An electron is confined to a tube of length L. The electron’s potential energy in one half of the tube is zero, while the potential energy in the other half is 10eV. If the electron has a total energy `E = 15 eV`, then the ratio of the deBroglie wavelength of the electron in the 10eV region of the tube to that in the other half is -

To solve the problem, we need to find the ratio of the de Broglie wavelengths of an electron in two different potential energy regions of a tube.

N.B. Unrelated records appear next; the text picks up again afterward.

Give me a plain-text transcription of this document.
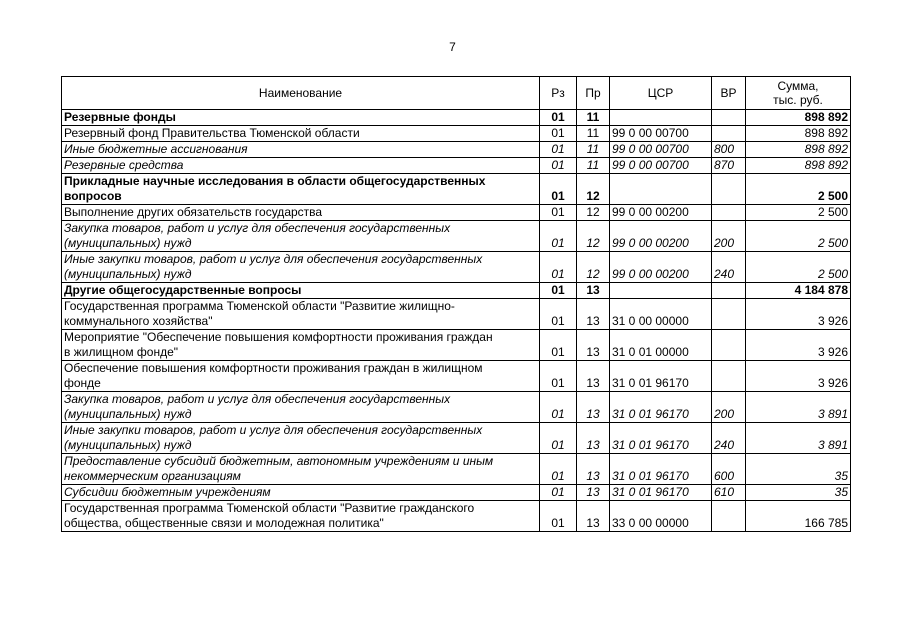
7
Наименование	Рз	Пр	ЦСР	ВР	Сумма,
тыс. руб.

Резервные фонды	01	11			898 892

Резервный фонд Правительства Тюменской области	01	11	99 0 00 00700		898 892

Иные бюджетные ассигнования	01	11	99 0 00 00700	800	898 892

Резервные средства	01	11	99 0 00 00700	870	898 892

Прикладные научные исследования в области общегосударственных
вопросов	01	12			2 500

Выполнение других обязательств государства	01	12	99 0 00 00200		2 500

Закупка товаров, работ и услуг для обеспечения государственных
(муниципальных) нужд	01	12	99 0 00 00200	200	2 500

Иные закупки товаров, работ и услуг для обеспечения государственных
(муниципальных) нужд	01	12	99 0 00 00200	240	2 500

Другие общегосударственные вопросы	01	13			4 184 878

Государственная программа Тюменской области "Развитие жилищно-
коммунального хозяйства"	01	13	31 0 00 00000		3 926

Мероприятие "Обеспечение повышения комфортности проживания граждан
в жилищном фонде"	01	13	31 0 01 00000		3 926

Обеспечение повышения комфортности проживания граждан в жилищном
фонде	01	13	31 0 01 96170		3 926

Закупка товаров, работ и услуг для обеспечения государственных
(муниципальных) нужд	01	13	31 0 01 96170	200	3 891

Иные закупки товаров, работ и услуг для обеспечения государственных
(муниципальных) нужд	01	13	31 0 01 96170	240	3 891

Предоставление субсидий бюджетным, автономным учреждениям и иным
некоммерческим организациям	01	13	31 0 01 96170	600	35

Субсидии бюджетным учреждениям	01	13	31 0 01 96170	610	35

Государственная программа Тюменской области "Развитие гражданского
общества, общественные связи и молодежная политика"	01	13	33 0 00 00000		166 785
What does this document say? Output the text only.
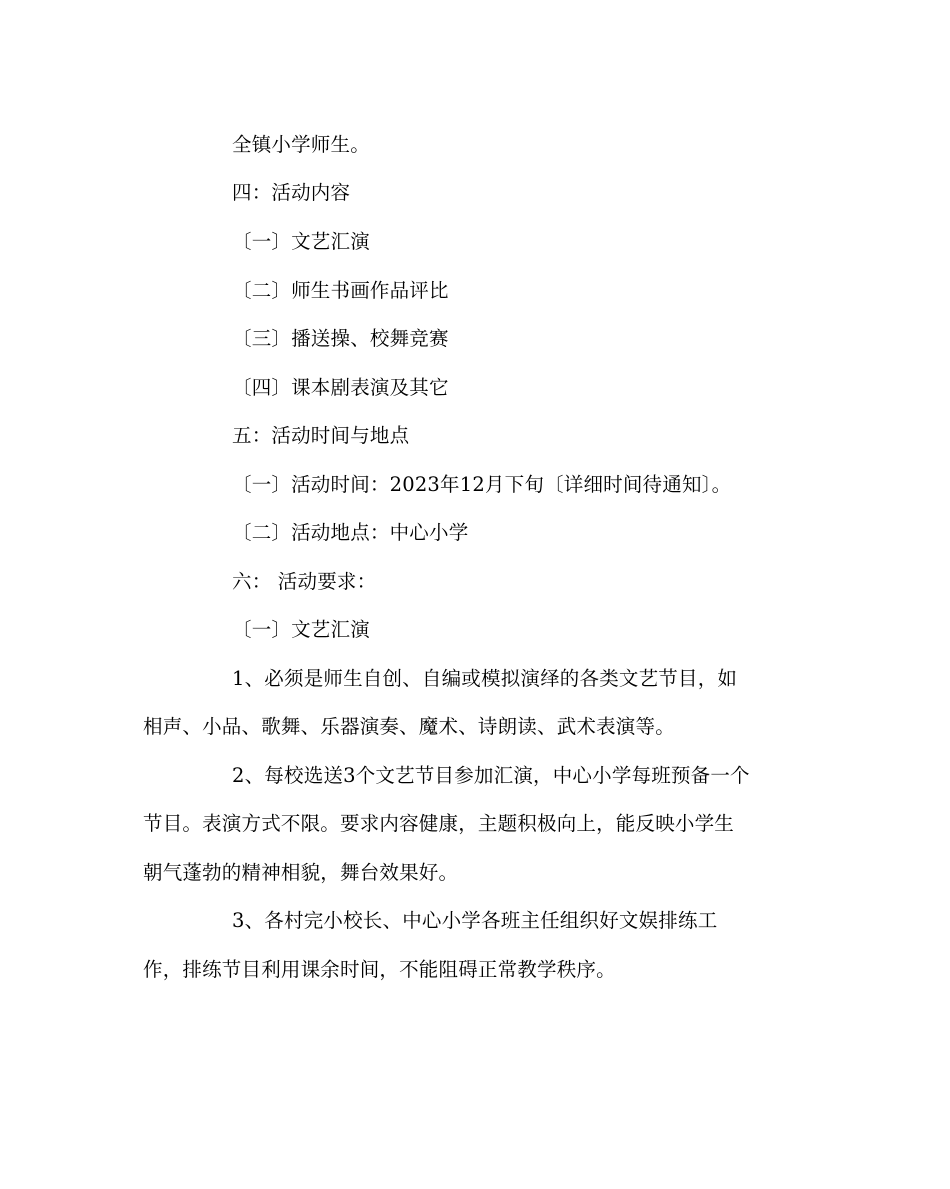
全镇小学师生。
四：活动内容
〔一〕文艺汇演
〔二〕师生书画作品评比
〔三〕播送操、校舞竞赛
〔四〕课本剧表演及其它
五：活动时间与地点
〔一〕活动时间：2023年12月下旬〔详细时间待通知〕。
〔二〕活动地点：中心小学
六： 活动要求：
〔一〕文艺汇演
1、必须是师生自创、自编或模拟演绎的各类文艺节目，如
相声、小品、歌舞、乐器演奏、魔术、诗朗读、武术表演等。
2、每校选送3个文艺节目参加汇演，中心小学每班预备一个
节目。表演方式不限。要求内容健康，主题积极向上，能反映小学生
朝气蓬勃的精神相貌，舞台效果好。
3、各村完小校长、中心小学各班主任组织好文娱排练工
作，排练节目利用课余时间，不能阻碍正常教学秩序。
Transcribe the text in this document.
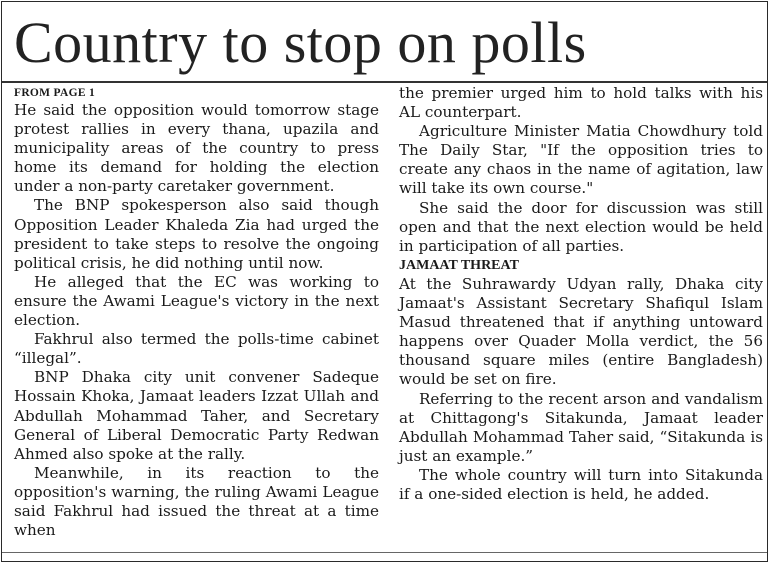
Country to stop on polls
FROM PAGE 1

He said the opposition would tomorrow stage protest rallies in every thana, upazila and municipality areas of the country to press home its demand for holding the election under a non-party caretaker government.

The BNP spokesperson also said though Opposition Leader Khaleda Zia had urged the president to take steps to resolve the ongoing political crisis, he did nothing until now.

He alleged that the EC was working to ensure the Awami League's victory in the next election.

Fakhrul also termed the polls-time cabinet “illegal”.

BNP Dhaka city unit convener Sadeque Hossain Khoka, Jamaat leaders Izzat Ullah and Abdullah Mohammad Taher, and Secretary General of Liberal Democratic Party Redwan Ahmed also spoke at the rally.

Meanwhile, in its reaction to the opposition's warning, the ruling Awami League said Fakhrul had issued the threat at a time when

the premier urged him to hold talks with his AL counterpart.

Agriculture Minister Matia Chowdhury told The Daily Star, "If the opposition tries to create any chaos in the name of agitation, law will take its own course."

She said the door for discussion was still open and that the next election would be held in participation of all parties.

JAMAAT THREAT

At the Suhrawardy Udyan rally, Dhaka city Jamaat's Assistant Secretary Shafiqul Islam Masud threatened that if anything untoward happens over Quader Molla verdict, the 56 thousand square miles (entire Bangladesh) would be set on fire.

Referring to the recent arson and vandalism at Chittagong's Sitakunda, Jamaat leader Abdullah Mohammad Taher said, “Sitakunda is just an example.”

The whole country will turn into Sitakunda if a one-sided election is held, he added.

The potential energy in one half of the tube is 0 eV, while in the other half it is 10 eV. The total energy of the electron is given as 15 eV. ### Step-by-step Solution: 1. **Identify the Kinetic Energy in Each Region:** - In the region where the potential energy (U) is 0 eV: - Total Energy (E) = Kinetic Energy (K) + Potential Energy (U) - Here, U = 0 eV, so: \[ E = K + 0 \Rightarrow K = E = 15 \text{ eV} \] - In the region where the potential energy (U) is 10 eV: - Again using the total energy equation: \[ E = K + U \Rightarrow 15 \text{ eV} = K + 10 \text{ eV} \] - Solving for K: \[ K = 15 \text{ eV} - 10 \text{ eV} = 5 \text{ eV} \] 2. **Calculate the de Broglie Wavelength:** - The de Broglie wavelength (λ) is given by the formula: \[ \lambda = \frac{h}{p} \] - The momentum (p) can be expressed in terms of kinetic energy (K): \[ p = \sqrt{2mK} \] - Thus, the de Broglie wavelength becomes: \[ \lambda = \frac{h}{\sqrt{2mK}} \] 3. **Find the Wavelengths in Each Region:** - For the region with U = 0 eV (K = 15 eV): \[ \lambda_0 = \frac{h}{\sqrt{2m \cdot 15 \text{ eV}}} \] - For the region with U = 10 eV (K = 5 eV): \[ \lambda_{10} = \frac{h}{\sqrt{2m \cdot 5 \text{ eV}}} \] 4. **Calculate the Ratio of the Wavelengths:** - The ratio of the de Broglie wavelengths is: \[ \frac{\lambda_{10}}{\lambda_0} = \frac{\frac{h}{\sqrt{2m \cdot 5}}}{\frac{h}{\sqrt{2m \cdot 15}}} = \frac{\sqrt{15}}{\sqrt{5}} = \sqrt{\frac{15}{5}} = \sqrt{3} \] ### Final Answer: The ratio of the de Broglie wavelength of the electron in the 10 eV region to that in the 0 eV region is \(\sqrt{3}\).